While we are all dreaming of better days, of flying again, going back to the world we knew, I know that the pandemic with its shut-downs and sheltering in place has disrupted sleep in unexpected ways.

Many of us are dreaming vividly – even covidly.

So I asked Fred if he, like most of us, was finding his dreams more bizarre.

“So many of my dreams now seem to involve opera. Sometimes I envision a passage such as the closing scene of Manon Lescaut as Renata Scotto sings “Sola, perduta, abbandonata,” ( alone, lost, abandoned) and I think of patients dying of COVID-19 all alone because their loved ones are not allowed to be near them.

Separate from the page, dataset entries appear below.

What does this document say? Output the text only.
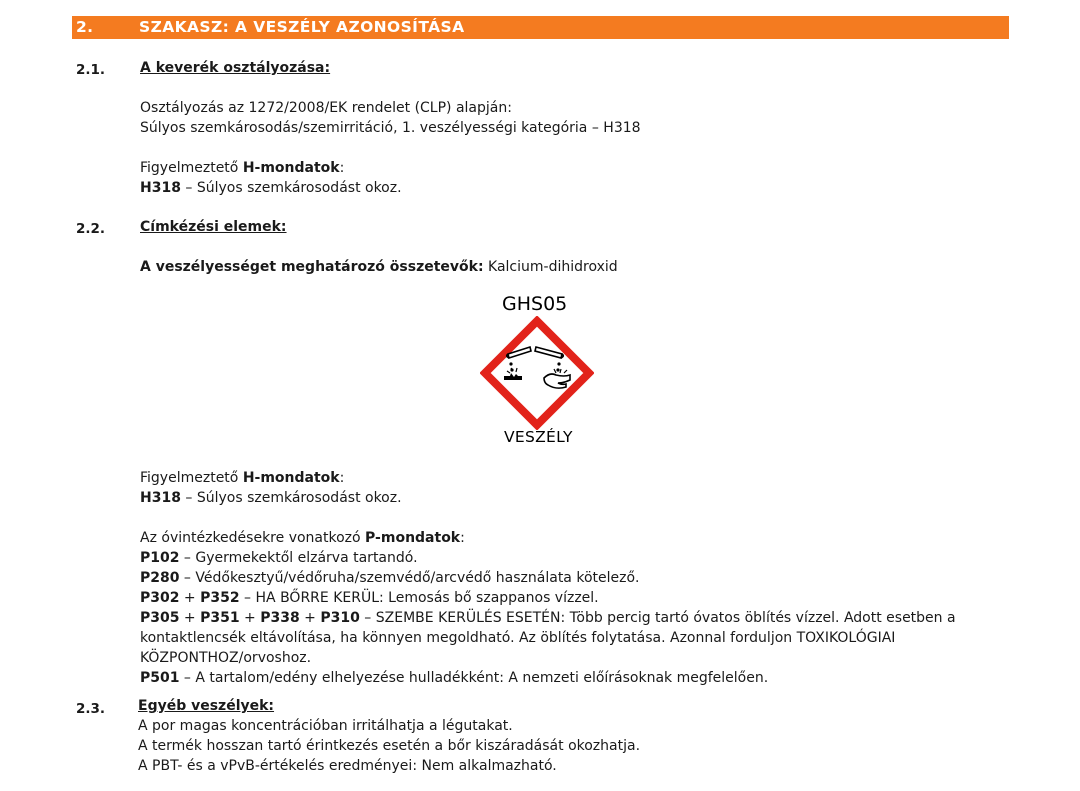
2.	SZAKASZ: A VESZÉLY AZONOSÍTÁSA
2.1. A keverék osztályozása:
Osztályozás az 1272/2008/EK rendelet (CLP) alapján:
Súlyos szemkárosodás/szemirritáció, 1. veszélyességi kategória – H318
Figyelmeztető H-mondatok:
H318 – Súlyos szemkárosodást okoz.
2.2. Címkézési elemek:
A veszélyességet meghatározó összetevők: Kalcium-dihidroxid
GHS05
VESZÉLY
Figyelmeztető H-mondatok:
H318 – Súlyos szemkárosodást okoz.
Az óvintézkedésekre vonatkozó P-mondatok:
P102 – Gyermekektől elzárva tartandó.
P280 – Védőkesztyű/védőruha/szemvédő/arcvédő használata kötelező.
P302 + P352 – HA BŐRRE KERÜL: Lemosás bő szappanos vízzel.
P305 + P351 + P338 + P310 – SZEMBE KERÜLÉS ESETÉN: Több percig tartó óvatos öblítés vízzel. Adott esetben a
kontaktlencsék eltávolítása, ha könnyen megoldható. Az öblítés folytatása. Azonnal forduljon TOXIKOLÓGIAI
KÖZPONTHOZ/orvoshoz.
P501 – A tartalom/edény elhelyezése hulladékként: A nemzeti előírásoknak megfelelően.
2.3. Egyéb veszélyek:
A por magas koncentrációban irritálhatja a légutakat.
A termék hosszan tartó érintkezés esetén a bőr kiszáradását okozhatja.
A PBT- és a vPvB-értékelés eredményei: Nem alkalmazható.
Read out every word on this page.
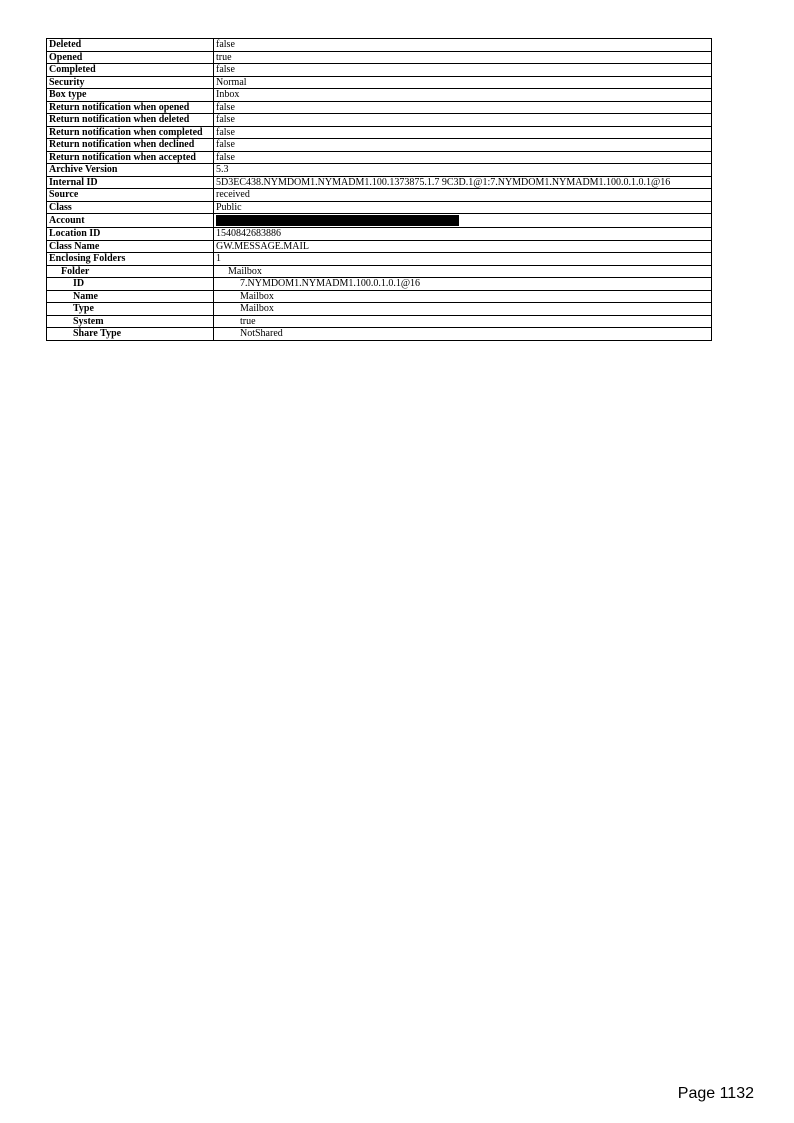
Deleted	false
Opened	true
Completed	false
Security	Normal
Box type	Inbox
Return notification when opened	false
Return notification when deleted	false
Return notification when completed	false
Return notification when declined	false
Return notification when accepted	false
Archive Version	5.3
Internal ID	5D3EC438.NYMDOM1.NYMADM1.100.1373875.1.7 9C3D.1@1:7.NYMDOM1.NYMADM1.100.0.1.0.1@16
Source	received
Class	Public
Account	

Location ID	1540842683886
Class Name	GW.MESSAGE.MAIL
Enclosing Folders	1
Folder	Mailbox
ID	7.NYMDOM1.NYMADM1.100.0.1.0.1@16
Name	Mailbox
Type	Mailbox
System	true
Share Type	NotShared
Page 1132
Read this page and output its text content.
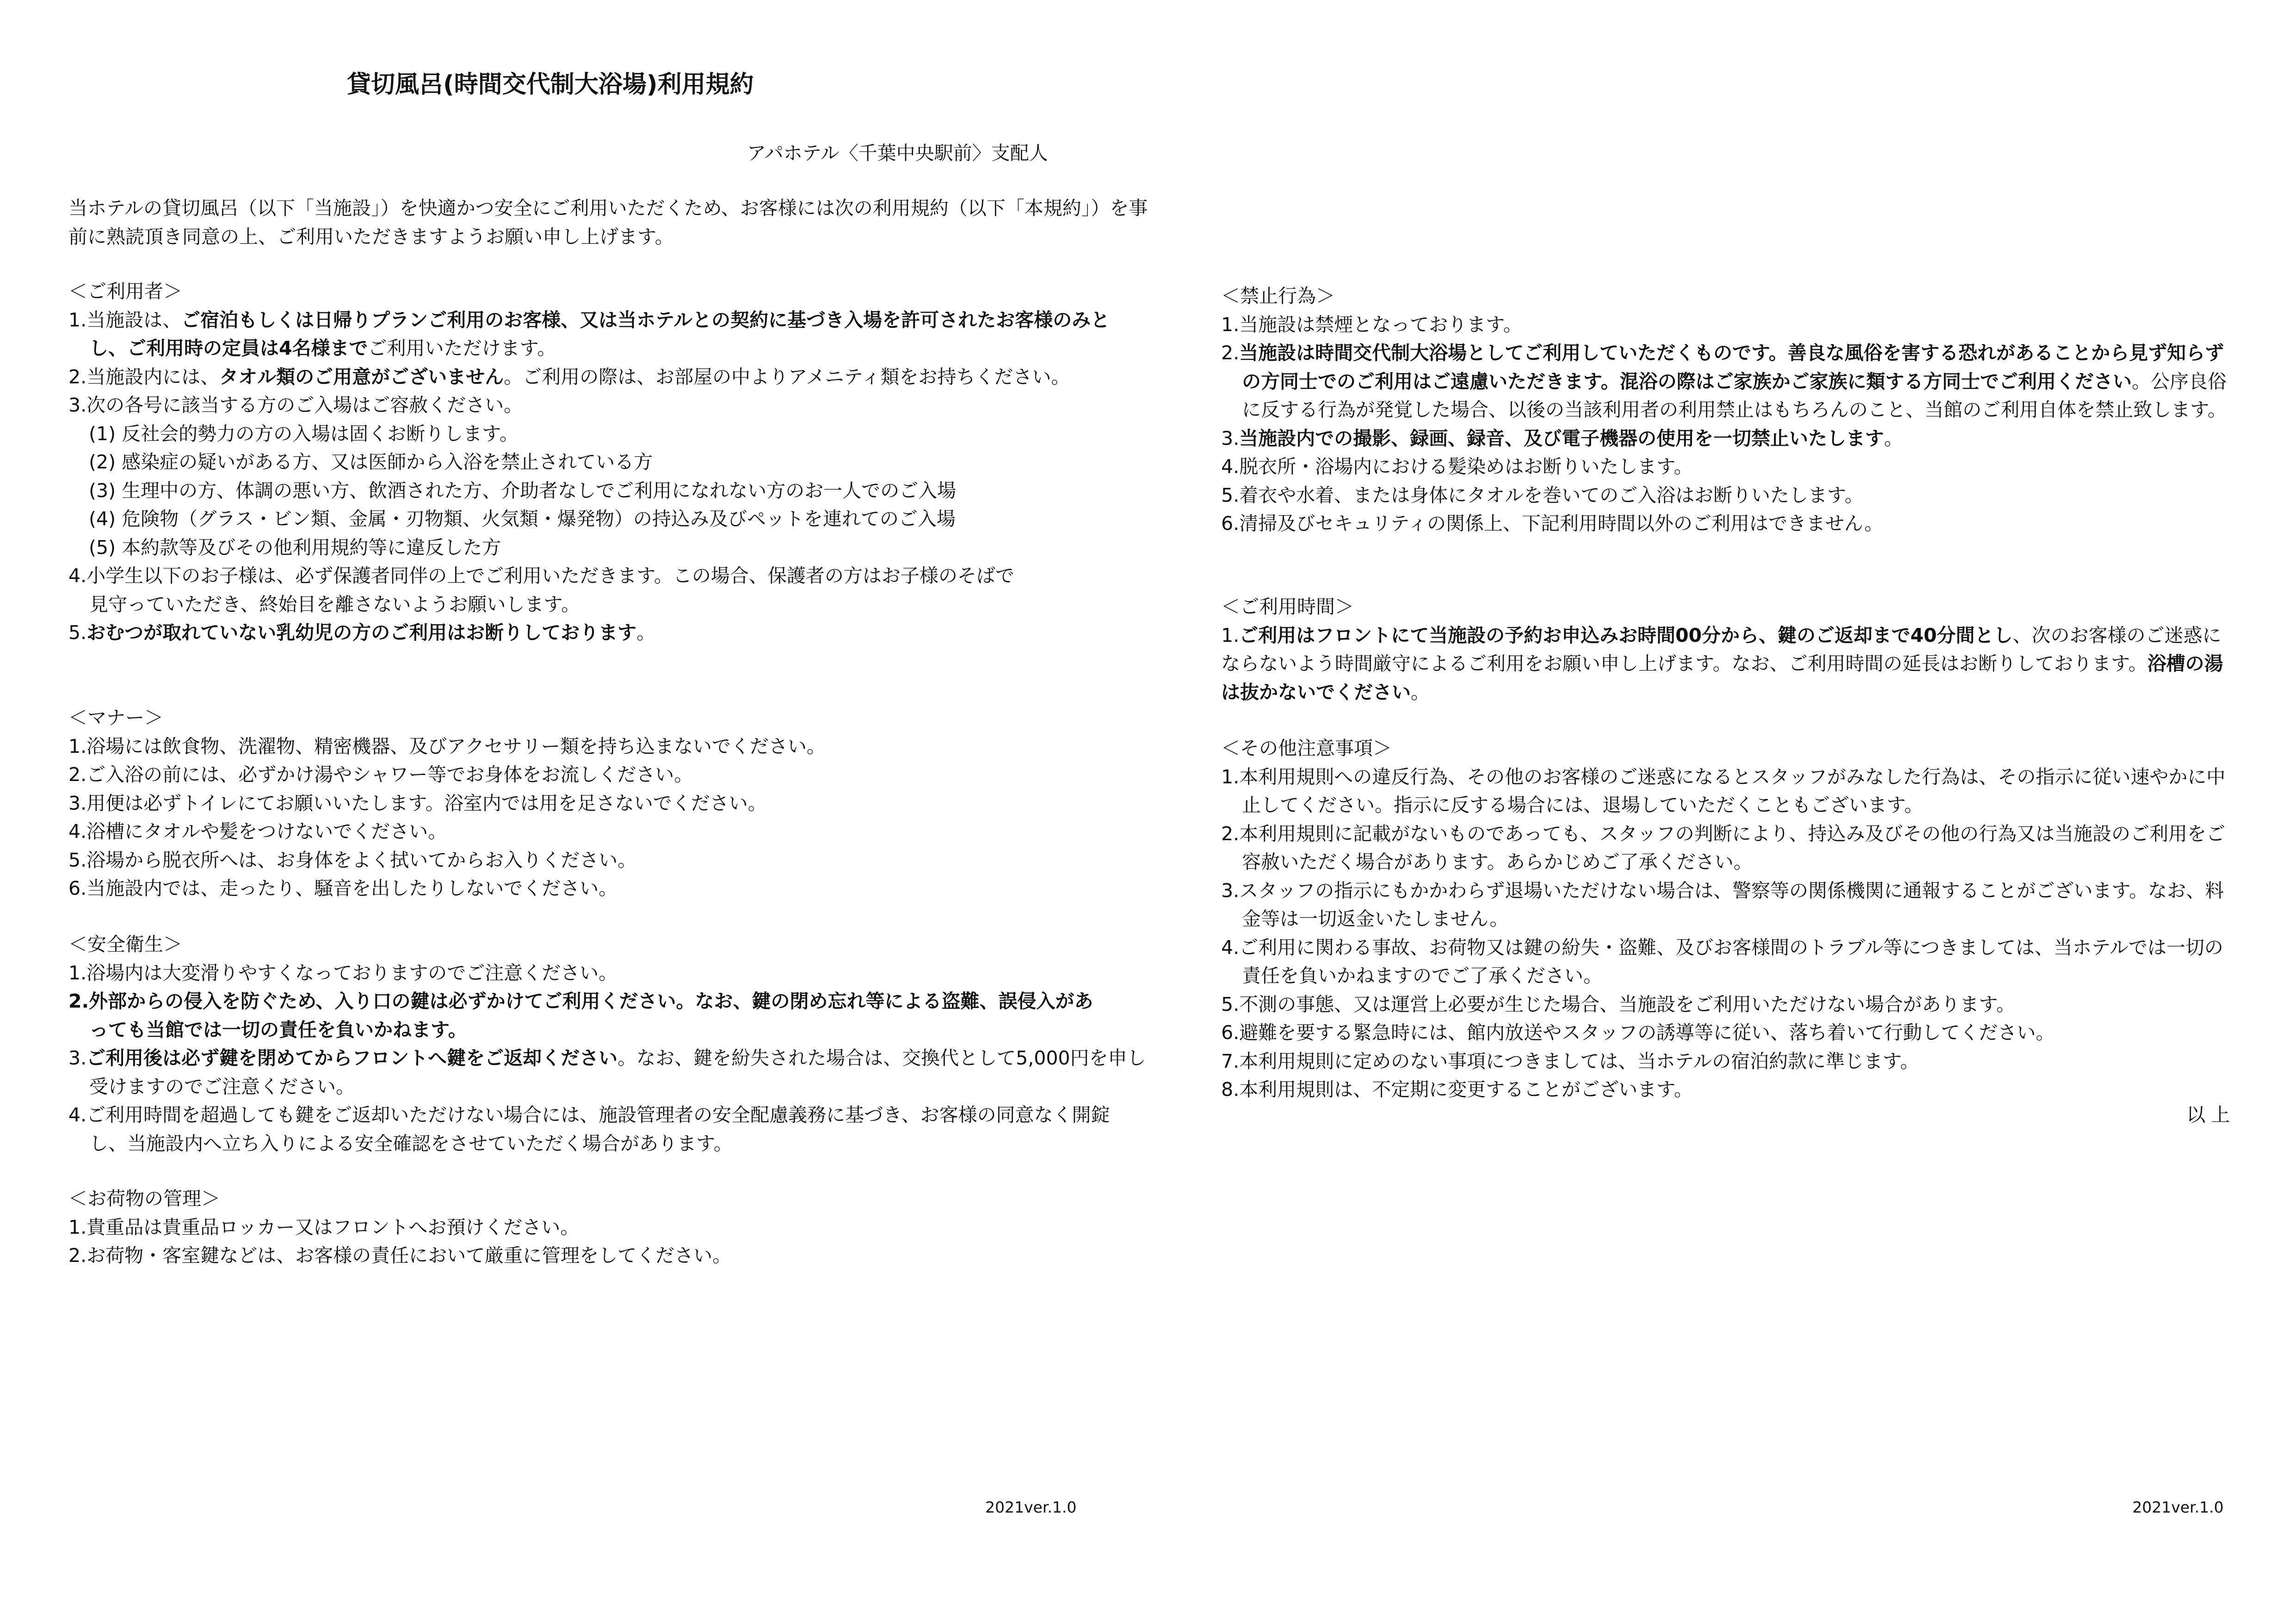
貸切風呂(時間交代制大浴場)利用規約
アパホテル〈千葉中央駅前〉支配人
当ホテルの貸切風呂（以下「当施設」）を快適かつ安全にご利用いただくため、お客様には次の利用規約（以下「本規約」）を事前に熟読頂き同意の上、ご利用いただきますようお願い申し上げます。
＜ご利用者＞
1.当施設は、ご宿泊もしくは日帰りプランご利用のお客様、又は当ホテルとの契約に基づき入場を許可されたお客様のみとし、ご利用時の定員は4名様までご利用いただけます。
2.当施設内には、タオル類のご用意がございません。ご利用の際は、お部屋の中よりアメニティ類をお持ちください。
3.次の各号に該当する方のご入場はご容赦ください。
(1) 反社会的勢力の方の入場は固くお断りします。
(2) 感染症の疑いがある方、又は医師から入浴を禁止されている方
(3) 生理中の方、体調の悪い方、飲酒された方、介助者なしでご利用になれない方のお一人でのご入場
(4) 危険物（グラス・ビン類、金属・刃物類、火気類・爆発物）の持込み及びペットを連れてのご入場
(5) 本約款等及びその他利用規約等に違反した方
4.小学生以下のお子様は、必ず保護者同伴の上でご利用いただきます。この場合、保護者の方はお子様のそばで見守っていただき、終始目を離さないようお願いします。
5.おむつが取れていない乳幼児の方のご利用はお断りしております。
＜マナー＞
1.浴場には飲食物、洗濯物、精密機器、及びアクセサリー類を持ち込まないでください。
2.ご入浴の前には、必ずかけ湯やシャワー等でお身体をお流しください。
3.用便は必ずトイレにてお願いいたします。浴室内では用を足さないでください。
4.浴槽にタオルや髪をつけないでください。
5.浴場から脱衣所へは、お身体をよく拭いてからお入りください。
6.当施設内では、走ったり、騒音を出したりしないでください。
＜安全衛生＞
1.浴場内は大変滑りやすくなっておりますのでご注意ください。
2.外部からの侵入を防ぐため、入り口の鍵は必ずかけてご利用ください。なお、鍵の閉め忘れ等による盗難、誤侵入があっても当館では一切の責任を負いかねます。
3.ご利用後は必ず鍵を閉めてからフロントへ鍵をご返却ください。なお、鍵を紛失された場合は、交換代として5,000円を申し受けますのでご注意ください。
4.ご利用時間を超過しても鍵をご返却いただけない場合には、施設管理者の安全配慮義務に基づき、お客様の同意なく開錠し、当施設内へ立ち入りによる安全確認をさせていただく場合があります。
＜お荷物の管理＞
1.貴重品は貴重品ロッカー又はフロントへお預けください。
2.お荷物・客室鍵などは、お客様の責任において厳重に管理をしてください。
＜禁止行為＞
1.当施設は禁煙となっております。
2.当施設は時間交代制大浴場としてご利用していただくものです。善良な風俗を害する恐れがあることから見ず知らずの方同士でのご利用はご遠慮いただきます。混浴の際はご家族かご家族に類する方同士でご利用ください。公序良俗に反する行為が発覚した場合、以後の当該利用者の利用禁止はもちろんのこと、当館のご利用自体を禁止致します。
3.当施設内での撮影、録画、録音、及び電子機器の使用を一切禁止いたします。
4.脱衣所・浴場内における髪染めはお断りいたします。
5.着衣や水着、または身体にタオルを巻いてのご入浴はお断りいたします。
6.清掃及びセキュリティの関係上、下記利用時間以外のご利用はできません。
＜ご利用時間＞
1.ご利用はフロントにて当施設の予約お申込みお時間00分から、鍵のご返却まで40分間とし、次のお客様のご迷惑にならないよう時間厳守によるご利用をお願い申し上げます。なお、ご利用時間の延長はお断りしております。浴槽の湯は抜かないでください。
＜その他注意事項＞
1.本利用規則への違反行為、その他のお客様のご迷惑になるとスタッフがみなした行為は、その指示に従い速やかに中止してください。指示に反する場合には、退場していただくこともございます。
2.本利用規則に記載がないものであっても、スタッフの判断により、持込み及びその他の行為又は当施設のご利用をご容赦いただく場合があります。あらかじめご了承ください。
3.スタッフの指示にもかかわらず退場いただけない場合は、警察等の関係機関に通報することがございます。なお、料金等は一切返金いたしません。
4.ご利用に関わる事故、お荷物又は鍵の紛失・盗難、及びお客様間のトラブル等につきましては、当ホテルでは一切の責任を負いかねますのでご了承ください。
5.不測の事態、又は運営上必要が生じた場合、当施設をご利用いただけない場合があります。
6.避難を要する緊急時には、館内放送やスタッフの誘導等に従い、落ち着いて行動してください。
7.本利用規則に定めのない事項につきましては、当ホテルの宿泊約款に準じます。
8.本利用規則は、不定期に変更することがございます。
以上
2021ver.1.0	2021ver.1.0
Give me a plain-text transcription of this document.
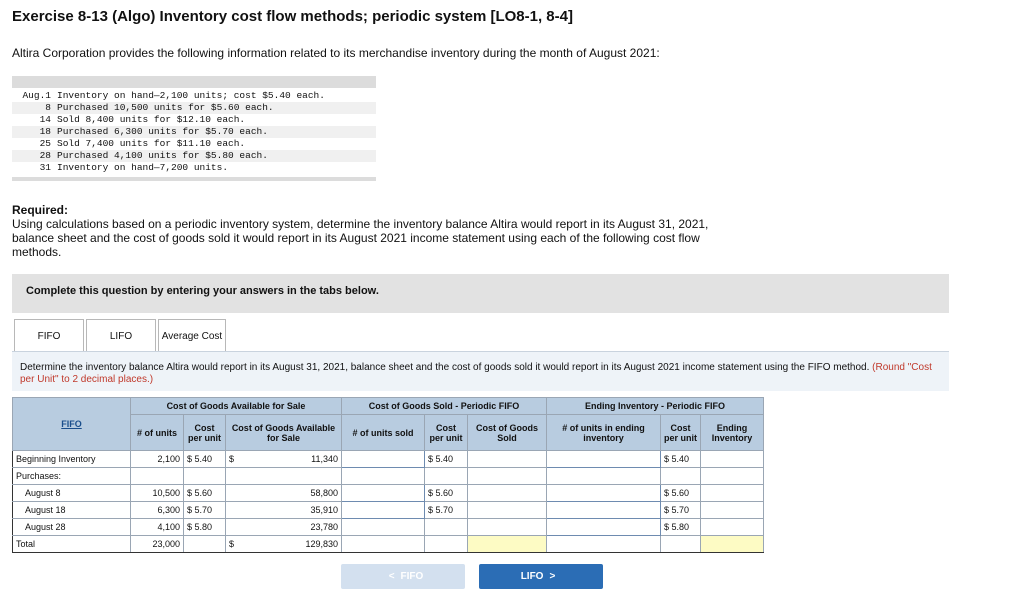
Exercise 8-13 (Algo) Inventory cost flow methods; periodic system [LO8-1, 8-4]
Altira Corporation provides the following information related to its merchandise inventory during the month of August 2021:
Aug.1 Inventory on hand—2,100 units; cost $5.40 each.
8 Purchased 10,500 units for $5.60 each.
14 Sold 8,400 units for $12.10 each.
18 Purchased 6,300 units for $5.70 each.
25 Sold 7,400 units for $11.10 each.
28 Purchased 4,100 units for $5.80 each.
31 Inventory on hand—7,200 units.
Required:
Using calculations based on a periodic inventory system, determine the inventory balance Altira would report in its August 31, 2021, balance sheet and the cost of goods sold it would report in its August 2021 income statement using each of the following cost flow methods.
Complete this question by entering your answers in the tabs below.
FIFO	LIFO	Average Cost
Determine the inventory balance Altira would report in its August 31, 2021, balance sheet and the cost of goods sold it would report in its August 2021 income statement using the FIFO method. (Round "Cost per Unit" to 2 decimal places.)
FIFO	Cost of Goods Available for Sale			Cost of Goods Sold - Periodic FIFO			Ending Inventory - Periodic FIFO		
	# of units	Cost per unit	Cost of Goods Available for Sale	# of units sold	Cost per unit	Cost of Goods Sold	# of units in ending inventory	Cost per unit	Ending Inventory
Beginning Inventory	2,100	$ 5.40	$ 11,340		$ 5.40			$ 5.40	
Purchases:									
August 8	10,500	$ 5.60	58,800		$ 5.60			$ 5.60	
August 18	6,300	$ 5.70	35,910		$ 5.70			$ 5.70	
August 28	4,100	$ 5.80	23,780					$ 5.80	
Total	23,000		$ 129,830						
< FIFO	LIFO >
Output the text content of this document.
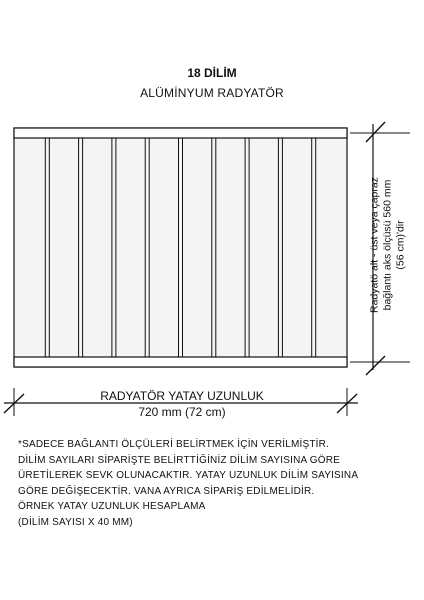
18 DİLİM
ALÜMİNYUM RADYATÖR
Radyatö alt - üst veya çapraz bağlantı aks ölçüsü 560 mm (56 cm)'dir
RADYATÖR YATAY UZUNLUK
720 mm (72 cm)
*SADECE BAĞLANTI ÖLÇÜLERİ BELİRTMEK İÇİN VERİLMİŞTİR.
DİLİM SAYILARI SİPARİŞTE BELİRTTİĞİNİZ DİLİM SAYISINA GÖRE
ÜRETİLEREK SEVK OLUNACAKTIR. YATAY UZUNLUK DİLİM SAYISINA
GÖRE DEĞİŞECEKTİR. VANA AYRICA SİPARİŞ EDİLMELİDİR.
ÖRNEK YATAY UZUNLUK HESAPLAMA
(DİLİM SAYISI X 40 MM)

"Another night, well before entering REM sleep, I bolted upright in bed thinking I had heard Elektra sing of being 'Allein!' (alone).  Later in the same opera, Klytämnestra tells her daughter about her horrible dreams. You might think Elektra is not the ideal opera for this time, but I find it gives me a visceral release, especially if I decide to do Elektra’s wild dance around my bedroom during the final scene and then drop into bed like a stone. (When you are alone you can do whatever you want — as long as you don’t disturb the neighbors.)

"And then there are dreams of masks! I have heard performers and fans say, with a tone of jaded resignation, that in a time of opera corona, singers might have to perform with masks on…..No opera is more closely associated with masks than Verdi’s Un Ballo in Maschera, inspired by the story of Swedish King Gustav III, who was assassinated at a masked ball in Stockholm.”

Dreams are basically stories and images that our mind creates while we sleep. I imagine that these days the pandemic is messing with everybody’s dreams. As Shakespeare put it “To sleep, perchance to dream. Ay, there’s the rub, for in this sleep of death what dreams may come.”

While Fred Plotkin is lucky enough to dream of opera I dream of not having to write another word about the pandemic.